Last two stories for today. We introduce her to Papa’s movie theater, one splurge we invested in when we built the house. We’re aware that a large screen can be overwhelming for a child (especially that shark scene in Finding Nemo!), but we also know that we can bridge the gap by playing U2’s Vertigo DVD, since she adores music.
We play “Pride In the Name of Love” and “Beautiful Day” and “Where the Streets Have No Name.” We discover that maybe, possibly, she uses music as a drug–to forget her surroundings. Hmmm. Sometimes, it’s a happy, dancing thing. Tonight, for the first song, she taps out the beat on my shoulder, but for the second song, she lays her head on my shoulder, and she’s content to watch. All that loud music relaxes her!
Afterwards, we turn the jets on in our tub upstairs. Since we can’t use the bubble bath we’ve been using with her, we figure that we’ll need to do something novel for her to enjoy a bath with us. Her reaction astonishes us. I cradle her little bottom, and she immediately lays her head back on my chest, and lets her arms and legs float in the jets. We’re both shocked. What kid does this–lies back and soaks it up? She gets this drugged, sleepy look, so we massage the muscles in her legs and arms and talk soothing words to her. She’s relaxed, and we think that this might be one of the best bonding experiences ever.
I rock her to sleep, humming songs that my mother used to sing to the “little ones” in our family (how we older siblings referred to the last three of seven children).
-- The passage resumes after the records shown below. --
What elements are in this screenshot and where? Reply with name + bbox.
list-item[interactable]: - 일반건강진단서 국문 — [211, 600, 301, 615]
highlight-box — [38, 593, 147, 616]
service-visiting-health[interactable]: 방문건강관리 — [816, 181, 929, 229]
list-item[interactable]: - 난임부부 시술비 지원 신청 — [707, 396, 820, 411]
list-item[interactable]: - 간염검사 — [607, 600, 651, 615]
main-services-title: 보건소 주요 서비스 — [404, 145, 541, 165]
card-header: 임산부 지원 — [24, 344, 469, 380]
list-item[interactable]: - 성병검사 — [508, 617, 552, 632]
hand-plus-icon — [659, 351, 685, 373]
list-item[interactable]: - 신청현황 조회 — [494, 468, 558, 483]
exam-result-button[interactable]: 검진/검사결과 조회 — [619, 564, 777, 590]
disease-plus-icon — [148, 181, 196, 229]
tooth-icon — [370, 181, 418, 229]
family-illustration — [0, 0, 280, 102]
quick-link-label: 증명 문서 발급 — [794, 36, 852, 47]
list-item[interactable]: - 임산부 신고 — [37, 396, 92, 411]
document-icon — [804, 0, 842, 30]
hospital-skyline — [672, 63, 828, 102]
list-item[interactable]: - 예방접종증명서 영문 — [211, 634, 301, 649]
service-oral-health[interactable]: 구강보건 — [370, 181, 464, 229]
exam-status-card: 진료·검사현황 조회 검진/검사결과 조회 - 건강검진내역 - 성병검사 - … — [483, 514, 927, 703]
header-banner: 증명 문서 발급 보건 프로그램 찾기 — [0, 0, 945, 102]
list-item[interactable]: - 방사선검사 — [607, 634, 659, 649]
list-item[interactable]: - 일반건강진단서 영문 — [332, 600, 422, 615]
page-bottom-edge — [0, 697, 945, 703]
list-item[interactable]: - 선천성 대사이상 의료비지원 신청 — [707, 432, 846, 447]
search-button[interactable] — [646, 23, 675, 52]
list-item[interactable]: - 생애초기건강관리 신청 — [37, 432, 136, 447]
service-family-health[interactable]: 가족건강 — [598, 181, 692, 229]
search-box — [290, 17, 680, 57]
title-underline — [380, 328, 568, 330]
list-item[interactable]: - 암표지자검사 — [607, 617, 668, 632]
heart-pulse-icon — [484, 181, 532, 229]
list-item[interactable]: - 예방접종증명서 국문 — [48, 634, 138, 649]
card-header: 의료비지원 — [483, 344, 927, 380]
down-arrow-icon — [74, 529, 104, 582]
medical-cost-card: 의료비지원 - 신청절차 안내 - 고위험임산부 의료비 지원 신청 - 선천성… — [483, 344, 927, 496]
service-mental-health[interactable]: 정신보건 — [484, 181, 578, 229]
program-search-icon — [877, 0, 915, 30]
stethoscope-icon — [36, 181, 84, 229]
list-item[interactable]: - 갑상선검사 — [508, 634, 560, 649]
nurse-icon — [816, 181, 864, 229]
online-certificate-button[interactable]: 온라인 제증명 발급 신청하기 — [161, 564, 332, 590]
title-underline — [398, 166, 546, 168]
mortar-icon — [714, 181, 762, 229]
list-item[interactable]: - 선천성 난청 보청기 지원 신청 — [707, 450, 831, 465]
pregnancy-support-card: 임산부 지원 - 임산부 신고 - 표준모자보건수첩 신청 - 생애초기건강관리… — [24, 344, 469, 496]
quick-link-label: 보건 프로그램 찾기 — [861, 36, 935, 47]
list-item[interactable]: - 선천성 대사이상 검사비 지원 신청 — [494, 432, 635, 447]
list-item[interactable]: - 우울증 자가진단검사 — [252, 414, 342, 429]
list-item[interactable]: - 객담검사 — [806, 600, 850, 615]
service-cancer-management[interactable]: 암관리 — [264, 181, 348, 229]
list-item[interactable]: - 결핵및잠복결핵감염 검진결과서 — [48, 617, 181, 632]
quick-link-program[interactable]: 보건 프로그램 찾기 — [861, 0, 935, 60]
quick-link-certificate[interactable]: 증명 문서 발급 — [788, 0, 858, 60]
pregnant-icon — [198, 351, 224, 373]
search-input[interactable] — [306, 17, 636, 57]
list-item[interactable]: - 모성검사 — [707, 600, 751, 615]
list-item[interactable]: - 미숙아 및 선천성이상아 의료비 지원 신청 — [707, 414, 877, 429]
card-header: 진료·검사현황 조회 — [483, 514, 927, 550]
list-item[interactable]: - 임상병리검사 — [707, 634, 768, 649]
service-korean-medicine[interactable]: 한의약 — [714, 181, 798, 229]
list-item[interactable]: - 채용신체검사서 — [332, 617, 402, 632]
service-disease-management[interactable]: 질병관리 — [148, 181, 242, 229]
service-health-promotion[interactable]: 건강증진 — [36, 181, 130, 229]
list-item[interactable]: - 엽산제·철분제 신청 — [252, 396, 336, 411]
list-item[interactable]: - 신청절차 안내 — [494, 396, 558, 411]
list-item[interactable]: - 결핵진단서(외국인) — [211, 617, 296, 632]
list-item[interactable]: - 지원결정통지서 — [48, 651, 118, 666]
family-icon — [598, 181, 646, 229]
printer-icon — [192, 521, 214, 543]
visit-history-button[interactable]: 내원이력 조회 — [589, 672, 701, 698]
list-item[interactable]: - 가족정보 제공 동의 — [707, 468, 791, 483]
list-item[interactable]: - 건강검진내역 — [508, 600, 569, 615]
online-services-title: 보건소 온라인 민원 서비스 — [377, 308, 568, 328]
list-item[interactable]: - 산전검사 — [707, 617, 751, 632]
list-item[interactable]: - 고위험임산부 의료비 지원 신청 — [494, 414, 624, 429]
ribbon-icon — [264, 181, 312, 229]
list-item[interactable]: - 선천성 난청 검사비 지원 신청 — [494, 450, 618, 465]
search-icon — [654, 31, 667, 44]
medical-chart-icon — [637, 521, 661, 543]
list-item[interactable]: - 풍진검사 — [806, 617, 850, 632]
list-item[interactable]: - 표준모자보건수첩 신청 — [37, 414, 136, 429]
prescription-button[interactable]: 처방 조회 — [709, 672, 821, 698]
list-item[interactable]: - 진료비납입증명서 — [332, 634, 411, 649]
I lay her in her bed with Bella the Bunny (whom she’s holding) and Maggie the Goose (I bought a large stuffed goose from Ataz in Edina’s Galleria. It has a zipper, and when you take out the stuffing inside and place it in the microwave for a short period, it acts like a hot water bottle). She particularly likes Maggie because we fed ducks in Simferopol, and Maggie reminds her of them. Liliana says, “Quack, quack,” every time she picks Maggie up.
My heart is full at the moment. I’m sure you’re getting the idea that there’s so much more to tell, but I don’t have the exact words quite yet.